You don't have to look far on the Internet to find discussion of The New York Times as a Jewish paper. I've had some fun with these beliefs -- often closer to conspiracy theories -- but that's because they're pretty ridiculous. Yes, the Times has been owned for more than a century by a prominent American family of German-Jewish immigrants. But, no, that has not translated into a "pro-Jewish" bias. In fact, scholar Laurel Leff argues the Times buried news of the Holocaust and pro-Israel advocacy groups have long accused the paper, and its Jewish reporters, of being anti-Israel.
But, based on this Shabbat story about Shabbos elevators, it appears at least some folks at The New York Times get Judaism.
Tangible things occupy the days of most building managers in New York City. Hot water, floods, bugs, rent checks and so on.
But last week, newly added to the tenant issues facing building managers like Harold M. Jacob, who runs a co-op on the Lower East Side where Orthodox Jews inhabit a substantial portion of the 2,500 apartments, was this almost ontological question:
Does that elevator "know" how many people are on it?
The question is at the core of a ruling issued by a group of prominent rabbis in Israel on Sept. 29 that seems to ban the use of many so-called Shabbos elevators: elevators fixed to stop on every floor from Friday evening until Saturday evening so that observant Jews do not have to press any buttons.
This isn't huge news -- Shabbos elevators have long been considered an impermissible Sabbath loophole -- and was fresher news a week before when NPR aired a four-minute segment -- an eternity for radio -- that mixed the rabbinic decision out of Israel with reporter Peter Kenyon's first-hand experience with a Shabbat elevator. Oh, how exotic!

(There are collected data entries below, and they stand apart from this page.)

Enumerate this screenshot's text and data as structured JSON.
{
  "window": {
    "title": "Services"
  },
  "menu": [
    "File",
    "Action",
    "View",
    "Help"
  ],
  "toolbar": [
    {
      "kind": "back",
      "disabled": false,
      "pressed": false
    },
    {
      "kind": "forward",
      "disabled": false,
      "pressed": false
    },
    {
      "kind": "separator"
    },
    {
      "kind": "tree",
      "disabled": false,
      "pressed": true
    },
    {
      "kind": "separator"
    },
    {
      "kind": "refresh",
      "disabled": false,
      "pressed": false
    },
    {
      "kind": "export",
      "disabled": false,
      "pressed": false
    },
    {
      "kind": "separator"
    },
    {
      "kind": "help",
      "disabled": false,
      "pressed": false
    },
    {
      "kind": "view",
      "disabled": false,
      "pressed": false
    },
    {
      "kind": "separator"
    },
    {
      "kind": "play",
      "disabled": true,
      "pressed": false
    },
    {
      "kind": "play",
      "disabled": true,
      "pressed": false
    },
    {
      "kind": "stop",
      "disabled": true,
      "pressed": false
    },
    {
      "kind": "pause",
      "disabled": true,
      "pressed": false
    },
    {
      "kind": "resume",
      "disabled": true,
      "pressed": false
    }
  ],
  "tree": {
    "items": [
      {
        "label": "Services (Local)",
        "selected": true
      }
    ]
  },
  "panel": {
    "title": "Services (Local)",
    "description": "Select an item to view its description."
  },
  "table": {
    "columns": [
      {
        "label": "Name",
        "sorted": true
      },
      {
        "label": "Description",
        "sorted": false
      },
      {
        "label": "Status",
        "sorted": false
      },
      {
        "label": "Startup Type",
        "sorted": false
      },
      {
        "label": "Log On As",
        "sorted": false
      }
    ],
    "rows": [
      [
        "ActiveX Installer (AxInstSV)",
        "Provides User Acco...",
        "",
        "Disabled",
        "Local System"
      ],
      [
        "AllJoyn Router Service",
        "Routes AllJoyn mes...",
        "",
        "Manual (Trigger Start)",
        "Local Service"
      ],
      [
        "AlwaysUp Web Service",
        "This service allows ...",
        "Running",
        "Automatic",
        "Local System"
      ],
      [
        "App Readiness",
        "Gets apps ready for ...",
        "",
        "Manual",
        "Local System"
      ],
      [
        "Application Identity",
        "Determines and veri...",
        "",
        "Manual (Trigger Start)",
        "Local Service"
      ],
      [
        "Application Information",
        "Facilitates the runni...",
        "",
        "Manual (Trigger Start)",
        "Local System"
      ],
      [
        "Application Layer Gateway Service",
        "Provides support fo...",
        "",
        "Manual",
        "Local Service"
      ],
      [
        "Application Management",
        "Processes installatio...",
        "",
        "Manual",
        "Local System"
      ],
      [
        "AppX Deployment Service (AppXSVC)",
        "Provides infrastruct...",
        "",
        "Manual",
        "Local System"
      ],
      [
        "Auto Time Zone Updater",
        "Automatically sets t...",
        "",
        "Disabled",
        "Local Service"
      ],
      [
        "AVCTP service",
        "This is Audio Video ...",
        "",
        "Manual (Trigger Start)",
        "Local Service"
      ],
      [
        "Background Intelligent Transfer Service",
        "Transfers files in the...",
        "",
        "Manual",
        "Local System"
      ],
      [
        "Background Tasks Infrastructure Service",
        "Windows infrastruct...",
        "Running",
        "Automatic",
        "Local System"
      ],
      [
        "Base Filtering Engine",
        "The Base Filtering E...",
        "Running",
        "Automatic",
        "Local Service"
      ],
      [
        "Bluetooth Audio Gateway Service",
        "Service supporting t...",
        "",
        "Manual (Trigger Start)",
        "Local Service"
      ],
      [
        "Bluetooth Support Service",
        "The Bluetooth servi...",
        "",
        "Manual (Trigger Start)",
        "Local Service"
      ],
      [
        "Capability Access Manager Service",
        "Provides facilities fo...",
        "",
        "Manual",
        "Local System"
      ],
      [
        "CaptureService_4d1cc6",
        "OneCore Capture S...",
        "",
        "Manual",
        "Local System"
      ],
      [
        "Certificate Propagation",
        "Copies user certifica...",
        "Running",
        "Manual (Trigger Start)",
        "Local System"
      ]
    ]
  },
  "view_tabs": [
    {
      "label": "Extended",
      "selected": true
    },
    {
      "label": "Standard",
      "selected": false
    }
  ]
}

But there was something special about the way the Times' Paul Vitello approached this story and with the delicate touch he applied in writing about it. I also imagine he had an editor and copydesk that knew what, like an eruv, would be too obscure for the average reader without explication and what would fly (think: Shabbos goy). The article shows both a good understanding of the nuances of Orthodox Jewish life, but also the awareness of how foreign some Jewish practices are to other readers, even other Jews. However, I wish someone had toned down the description of Observant Jews walking around Brooklyn wearing skullcaps and broad-brimmed hats and towing whole nations behind them.
It's become increasingly rare these days to be able to find and follow a great reporter for your morning paper. If you don't get the Times, it's worth keeping an eye out online for Vitello's byline.